"Inquietude"

A inquietude sempre me acompanhou ao longo destes contáveis trinta e quatro anos, dando mostras deste irreparável “defeito” (o que para mim já é virtude) e silencioso, pois nem eu percebo que estou novamente “fermentando” por dentro; resolvi manifestar-me em defesa da tal “formiguinha invisível”.

Veja só, sou uma mulher comum, com hábitos comuns, mas com pensamentos incomuns, isso me torna alvo daqueles que, comumente vasculham o diferente para detonarem-lhe a auto-estima. E pensando nesta minha diferença, resolvi experimentar o silêncio. Fechei-me por alguns minutos (jamais conseguiria ficar calada por horas) em meu silêncio reflexivo, e logo já jogaram a seguinte deixa: “Ah, ta tristinha é? Brigou com o mor?”

Ora, tal seria espanto se me surpreendesse com outra pergunta, mas os “outros” insistem em rotular-nos a idéia de que tristeza é sinônimo de abandono, descaso ou até mesmo da famosa “bota”; mas eu não estava triste, estava apenas quieta.

Já a minha inquietude mostrava-se viva: minhas mãos começaram a transpirar, meus pés em movimentos dançantes passeavam delo pequeno espaço a eles dedicados; a cadeira que me acolhia tornou-se pequena, tudo se tornou pequeno. Não respondia aos meus próprios estímulos, negava a possibilidade de qualquer pensamento enquanto ouvia a voz da palestrante entrando e saindo como se fosse martelada. Assimilei parcialmente o conteúdo, pois se minhas mãos estivessem inquietas registraria tudo em forma de desenhos e pequenos textos (“Vergonha”, por exemplo, fora escrito no início da palestra), o que para mim foi uma perda irreparável. Mas era preciso que eu me silenciasse, aquietasse, “quietar o facho, literalmente”.

Consegui estabelecer o meu silêncio em contados vinte e dois minutos. Experiência à parte, confesso que foi horrível não poder responder aos desejos de ver minhas mãos rabiscando um pedaço de papel, ver meus pés fora do sapato, mexer e remexer na cadeira livremente ou até mesmo esticar o corpo discretamente.

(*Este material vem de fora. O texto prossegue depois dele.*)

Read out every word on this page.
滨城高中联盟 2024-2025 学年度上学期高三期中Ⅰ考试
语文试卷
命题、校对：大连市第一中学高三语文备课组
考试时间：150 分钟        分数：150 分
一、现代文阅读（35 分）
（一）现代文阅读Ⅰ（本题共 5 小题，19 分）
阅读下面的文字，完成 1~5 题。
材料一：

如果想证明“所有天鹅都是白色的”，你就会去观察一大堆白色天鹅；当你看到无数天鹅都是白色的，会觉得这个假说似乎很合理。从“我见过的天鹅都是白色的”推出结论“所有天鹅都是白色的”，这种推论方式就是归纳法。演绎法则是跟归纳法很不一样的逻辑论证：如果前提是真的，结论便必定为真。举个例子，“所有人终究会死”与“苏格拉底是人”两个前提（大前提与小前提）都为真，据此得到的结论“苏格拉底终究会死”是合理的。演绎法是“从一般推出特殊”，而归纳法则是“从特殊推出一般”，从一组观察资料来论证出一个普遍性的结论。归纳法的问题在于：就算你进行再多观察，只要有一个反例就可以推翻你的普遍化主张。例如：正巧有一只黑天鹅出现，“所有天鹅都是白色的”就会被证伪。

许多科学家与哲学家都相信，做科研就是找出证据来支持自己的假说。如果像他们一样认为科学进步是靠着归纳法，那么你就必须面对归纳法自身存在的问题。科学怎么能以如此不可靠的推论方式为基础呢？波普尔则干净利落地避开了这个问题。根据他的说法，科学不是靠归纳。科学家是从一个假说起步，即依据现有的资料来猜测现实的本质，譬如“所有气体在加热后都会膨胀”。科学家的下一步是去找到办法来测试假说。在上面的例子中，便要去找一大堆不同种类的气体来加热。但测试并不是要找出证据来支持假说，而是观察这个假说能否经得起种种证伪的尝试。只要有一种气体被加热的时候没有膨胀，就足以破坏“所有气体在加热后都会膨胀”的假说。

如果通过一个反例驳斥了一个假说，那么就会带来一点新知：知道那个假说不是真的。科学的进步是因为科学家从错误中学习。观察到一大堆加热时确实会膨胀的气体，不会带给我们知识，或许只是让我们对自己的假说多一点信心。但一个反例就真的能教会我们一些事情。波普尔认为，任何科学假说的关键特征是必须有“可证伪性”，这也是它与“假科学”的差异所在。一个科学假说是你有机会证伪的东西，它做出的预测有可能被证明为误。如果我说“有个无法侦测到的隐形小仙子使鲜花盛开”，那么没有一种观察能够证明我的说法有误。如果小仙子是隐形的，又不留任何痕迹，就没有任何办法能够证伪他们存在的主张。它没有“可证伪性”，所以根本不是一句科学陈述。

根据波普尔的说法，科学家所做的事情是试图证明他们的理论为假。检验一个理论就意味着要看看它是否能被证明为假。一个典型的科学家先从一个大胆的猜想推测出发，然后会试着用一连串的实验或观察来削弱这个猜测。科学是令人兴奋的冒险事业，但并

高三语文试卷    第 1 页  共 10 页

Ao encerrar o evento, esperei que todos se retirassem do local, enquanto saboreava um pouco mais a minha liberdade, a minha inquietude (será que poderia dizer: liberdade inquieta?). Quando percebi que o tumultuo havia diminuído, levantei-me, calcei os sapatos (que estavam escondidinhos), guardei a minha agenda e meus rabiscos e caminhei em direção à porta, porém antes cumprimentei a Neide (palestrante), que ironicamente abordara, dentro da psicologia, sobre as sensações/sentimentos e suas conseqüências.

Conclusão disso tudo: quanto mais eu questiono o meu comportamento inquieto; mais distante da quietude eu fico. Não conseguiria viver sem meus chiliques (por exemplo, tirar os sapatos enquanto dirijo, ou enquanto estou sentada por um longo tempo), sem minha demonstração de arte (desenhos de coração, abelhinhas, árvores etc) e sem meu caderninho, que insisto chamar de agenda.

Tamanha é minha inquietude que meus dedos insistem em continuar digitando, devo doutrina-los para que compreendam que a crônica para ser crônica tem que ser breve, disse besteira?